The fix is in
The Greens are engaging in electoral shenanigans. Guest post by Stuart Campbell of Wings Over Scotland.
(Thanks to Stuart for this. If you are a Green Party member and have had a similar experience, please let me know.)
For many years now, whenever I've done one of those “Which Political Party Should You Be In?” online quiz things, it tells me that I'm a Green, which is weird because I really hate cyclists. Nevertheless, it was still the result when I did one most recently, just last month.
So I decided it was finally time to join a political party for the first time in my life. I went to the Green Party of England and Wales website, paid my first year's subscription and signed myself up, on the 18th of August. I got a confirmation email straight away.
Now, full disclosure: my primary motivation for joining was to vote for Shahrar Ali as the party's new leader, in the light of his views on the gender debate. It seemed the perfect opportunity to strike a blow for sanity and science on the left by the proper democratic route – becoming a member of a party and voting to shape its direction.
The rules of the leadership election were very clear: anyone who was a member before 27th August got a vote.
Over the next few days I received numerous emails from the party, all to the email address I'd signed up with.
But I didn't get any about voting in the election after the ballots opened on 2 September, so on 7 September I sent a very short email asking about it.
I got a form reply the same day saying “We're very busy, we'll get back to you.”
But two weeks later I'd still heard nothing and time was running out – the leadership ballot closed on the 23rd. So I searched the website and found I should have been sent a voting code. As I hadn't, I filled in the form to request one, and got a surprising response.

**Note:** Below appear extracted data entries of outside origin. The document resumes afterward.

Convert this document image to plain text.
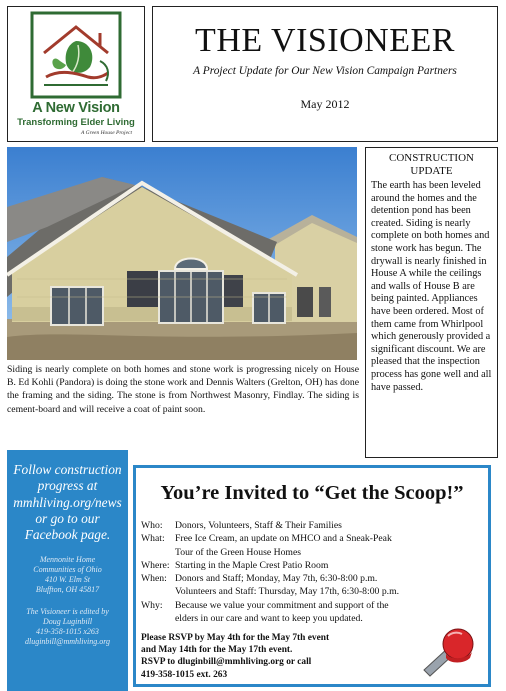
A New Vision
Transforming Elder Living
A Green House Project
THE VISIONEER
A Project Update for Our New Vision Campaign Partners
May 2012
Siding is nearly complete on both homes and stone work is progressing nicely on House B. Ed Kohli (Pandora) is doing the stone work and Dennis Walters (Grelton, OH) has done the framing and the siding. The stone is from Northwest Masonry, Findlay. The siding is cement-board and will receive a coat of paint soon.
CONSTRUCTION
UPDATE
The earth has been leveled around the homes and the detention pond has been created. Siding is nearly complete on both homes and stone work has begun. The drywall is nearly finished in House A while the ceilings and walls of House B are being painted. Appliances have been ordered. Most of them came from Whirlpool which generously provided a significant discount. We are pleased that the inspection process has gone well and all have passed.
Follow construction progress at mmhliving.org/news or go to our Facebook page.
Mennonite Home
Communities of Ohio
410 W. Elm St
Bluffton, OH 45817
The Visioneer is edited by
Doug Luginbill
419-358-1015 x263
dluginbill@mmhliving.org
You’re Invited to “Get the Scoop!”
Who:	Donors, Volunteers, Staff & Their Families
What:	Free Ice Cream, an update on MHCO and a Sneak-Peak
Tour of the Green House Homes
Where: Starting in the Maple Crest Patio Room
When: Donors and Staff; Monday, May 7th, 6:30-8:00 p.m.
Volunteers and Staff: Thursday, May 17th, 6:30-8:00 p.m.
Why:	Because we value your commitment and support of the
elders in our care and want to keep you updated.
Please RSVP by May 4th for the May 7th event
and May 14th for the May 17th event.
RSVP to dluginbill@mmhliving.org or call
419-358-1015 ext. 263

The party, which had emailed me numerous times, all at the same email address, now denied recognising that email address. It had, of course, sent the email telling me that to the very same address.
I quickly replied, providing the evidence above showing that I'd signed up and been accepted as a member. The same day I got a reply.
I was curious as to why the unnamed person replying only had access to a “subset” of membership data, but to assist the Membership Team's investigation I sent some screenshots of the emails the party had sent to my email address. I got another reply with strange new information.
Now there was apparently a doubt over my membership's “good standing”, which was both news to me and quite weird as I'd only joined a month ago and had not interacted with the party in any way whatsoever. I'd done absolutely nothing to attract any sort of sanction.
I pointed this out, and on the morning of 24 September – after voting had closed – was given the startling news that I'd been first suspended, and then expelled, from the party, for an unspecified reason (and without having my membership fee refunded).
I'd been suspended and expelled despite supposedly having been “refused” membership on 22 August, and even though I'd had an email inviting me to join the Bath branch's “Welcome Space” five days AFTER my membership had been “refused”.
As I write this I still await both the explanation and the refund. I cannot begin to imagine any reason, other than my well-known views on the transgender issue. That would mean that the party refused/suspended/cancelled my membership (their story keeps changing on which it was) – without telling me and therefore giving me any chance to challenge it while the leadership ballot was open – solely on the grounds that I was likely to vote for Shahrar Ali, who has the exact same views on the subject as I do but has NOT been expelled. Those views alone cannot therefore be grounds for expulsion.
It would be most interesting to find out how many other people this has happened to before the results of the election are published, don't you think?
When I first joined the Green Party, I had occasion to write to complain about one of their officers using the insulting term TERF. At first they reassured me that none of their officers would use such a term. That changed when I provided proof. I wrote saying that I could not be a member of a party which did not value women as a biological sex, expecting them to reassure me that they did in fact value us. Instead, they instantly cancelled my membership and refused a refund. When I wrote and complained, they insisted that I had resigned. How they ever hope to manage if they ever (haha!) get into power is beyond me as their admin is a complete shambles.
Dodgy as hell but not surprising, unfortunately. I mean, it's not like we've got a climate crisis where we actually need a Green party that's not full of biology-denying idiots, right? Oh.